那一年她十八岁。父亲硬梆梆的被抬回家,身上又可耻又可笑地穿着宝根儿所说的军装,邻居们把那惹祸的军装剪破、扒下来、塞进了灶膛,用一块长长的白布从脸到脚遮盖了这个可怜的人,父亲的脸上仿佛有一丝自嘲的神情。
父亲既然是那样死的,也就没有人提出要去告官,她感到生生咽下了一口恶气。对那个打死她父亲的人家,她当然记下深仇;对宝根儿,她也记下大恨。
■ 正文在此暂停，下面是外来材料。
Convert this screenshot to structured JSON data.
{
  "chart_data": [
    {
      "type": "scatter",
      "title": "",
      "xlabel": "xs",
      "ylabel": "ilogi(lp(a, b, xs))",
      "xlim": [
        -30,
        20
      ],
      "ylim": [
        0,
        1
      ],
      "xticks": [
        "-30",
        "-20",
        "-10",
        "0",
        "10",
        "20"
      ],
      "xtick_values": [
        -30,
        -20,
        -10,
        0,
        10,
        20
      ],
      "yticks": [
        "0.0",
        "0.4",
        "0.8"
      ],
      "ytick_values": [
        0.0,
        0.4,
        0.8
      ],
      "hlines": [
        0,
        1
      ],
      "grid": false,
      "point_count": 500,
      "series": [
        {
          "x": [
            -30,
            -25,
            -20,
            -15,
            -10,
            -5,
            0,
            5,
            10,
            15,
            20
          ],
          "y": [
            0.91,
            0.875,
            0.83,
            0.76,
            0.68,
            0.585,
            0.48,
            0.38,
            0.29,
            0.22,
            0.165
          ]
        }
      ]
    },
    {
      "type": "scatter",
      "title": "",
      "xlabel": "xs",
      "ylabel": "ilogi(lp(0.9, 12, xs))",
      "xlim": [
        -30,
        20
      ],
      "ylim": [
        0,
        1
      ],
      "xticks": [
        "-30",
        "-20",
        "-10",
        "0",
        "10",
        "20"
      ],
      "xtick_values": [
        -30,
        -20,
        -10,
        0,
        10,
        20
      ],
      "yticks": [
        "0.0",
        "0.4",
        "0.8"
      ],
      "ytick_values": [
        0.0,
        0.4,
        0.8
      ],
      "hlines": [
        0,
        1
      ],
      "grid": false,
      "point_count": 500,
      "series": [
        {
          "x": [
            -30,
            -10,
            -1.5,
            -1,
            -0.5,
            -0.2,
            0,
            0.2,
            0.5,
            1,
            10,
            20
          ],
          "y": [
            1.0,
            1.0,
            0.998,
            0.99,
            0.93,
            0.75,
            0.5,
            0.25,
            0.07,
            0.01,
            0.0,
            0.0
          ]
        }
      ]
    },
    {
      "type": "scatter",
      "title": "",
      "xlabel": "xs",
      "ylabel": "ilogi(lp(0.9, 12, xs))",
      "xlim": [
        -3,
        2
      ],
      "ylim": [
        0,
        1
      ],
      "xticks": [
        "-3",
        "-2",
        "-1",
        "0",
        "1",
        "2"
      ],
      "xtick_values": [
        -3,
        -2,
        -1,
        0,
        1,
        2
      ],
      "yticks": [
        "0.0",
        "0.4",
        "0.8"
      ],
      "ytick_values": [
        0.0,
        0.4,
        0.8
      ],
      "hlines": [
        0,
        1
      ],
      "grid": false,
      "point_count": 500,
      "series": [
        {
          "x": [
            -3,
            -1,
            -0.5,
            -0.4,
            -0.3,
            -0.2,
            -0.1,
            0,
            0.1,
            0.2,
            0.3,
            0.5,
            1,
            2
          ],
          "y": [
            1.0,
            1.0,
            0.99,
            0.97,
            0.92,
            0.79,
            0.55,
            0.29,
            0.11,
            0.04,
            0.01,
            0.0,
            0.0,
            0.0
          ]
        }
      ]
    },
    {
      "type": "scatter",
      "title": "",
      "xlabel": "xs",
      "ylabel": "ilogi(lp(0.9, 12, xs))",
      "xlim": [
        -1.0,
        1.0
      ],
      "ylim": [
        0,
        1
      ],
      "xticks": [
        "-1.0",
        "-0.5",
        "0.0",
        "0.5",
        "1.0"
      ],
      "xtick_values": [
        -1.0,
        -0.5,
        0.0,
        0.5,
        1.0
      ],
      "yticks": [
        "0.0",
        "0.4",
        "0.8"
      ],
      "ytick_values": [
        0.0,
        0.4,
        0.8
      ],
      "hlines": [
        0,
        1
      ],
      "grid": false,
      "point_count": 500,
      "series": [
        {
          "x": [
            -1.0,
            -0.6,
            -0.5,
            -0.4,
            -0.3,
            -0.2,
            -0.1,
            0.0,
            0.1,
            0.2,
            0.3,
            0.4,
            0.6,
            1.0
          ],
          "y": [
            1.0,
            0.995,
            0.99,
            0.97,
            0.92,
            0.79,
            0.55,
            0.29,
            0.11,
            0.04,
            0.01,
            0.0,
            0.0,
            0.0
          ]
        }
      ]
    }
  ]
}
那深仇她至少一时是难报、也许永远难报了,她对乡野以及整个世界感到从未有过的生疏和恐惧。但她对宝根儿的大恨却永远在心里升腾。也许到乡下去敲诈全是宝根儿的主意,却推到她的父亲头上,也许当时是宝根儿出卖了她的父亲;至于宝根儿丢下她的父亲,只顾自己逃命,却是无可掩盖的事实。再想想宝根儿的神情态度吧,不是很觉得对不起她家的吗?就连宝根的嫂子(桂华的母亲、她的奶奶的姨侄女儿、她的父亲的姨姐姐、她该称为姨姑妈的)不也对她家深深内疚着吗?不用说,是宝根儿使她的父亲遭此横祸,她恨宝根儿以至桂华的一家!
父亲棺材入土了,家中丧事已毕,巷子里恢复了以往的平静。人们看见她时,或者把目光回避开去,或者硬着头皮似的对她点个头、说句把话,或者只当没有发生过任何事情一样,这些令她觉得多么可恨!那宝根儿是个光棍汉,也不住在巷子里,所以几乎在她眼前绝了迹,而桂华的一家,虽然跟她家似乎一切如常来往,但那不自然也是很显见的。她觉得她的一个单纯的时代被可恨又可怕地夺去了,她迅速地在成熟,她心里蓬勃生长出来的一切令她自己吃惊,但再也抹不去了。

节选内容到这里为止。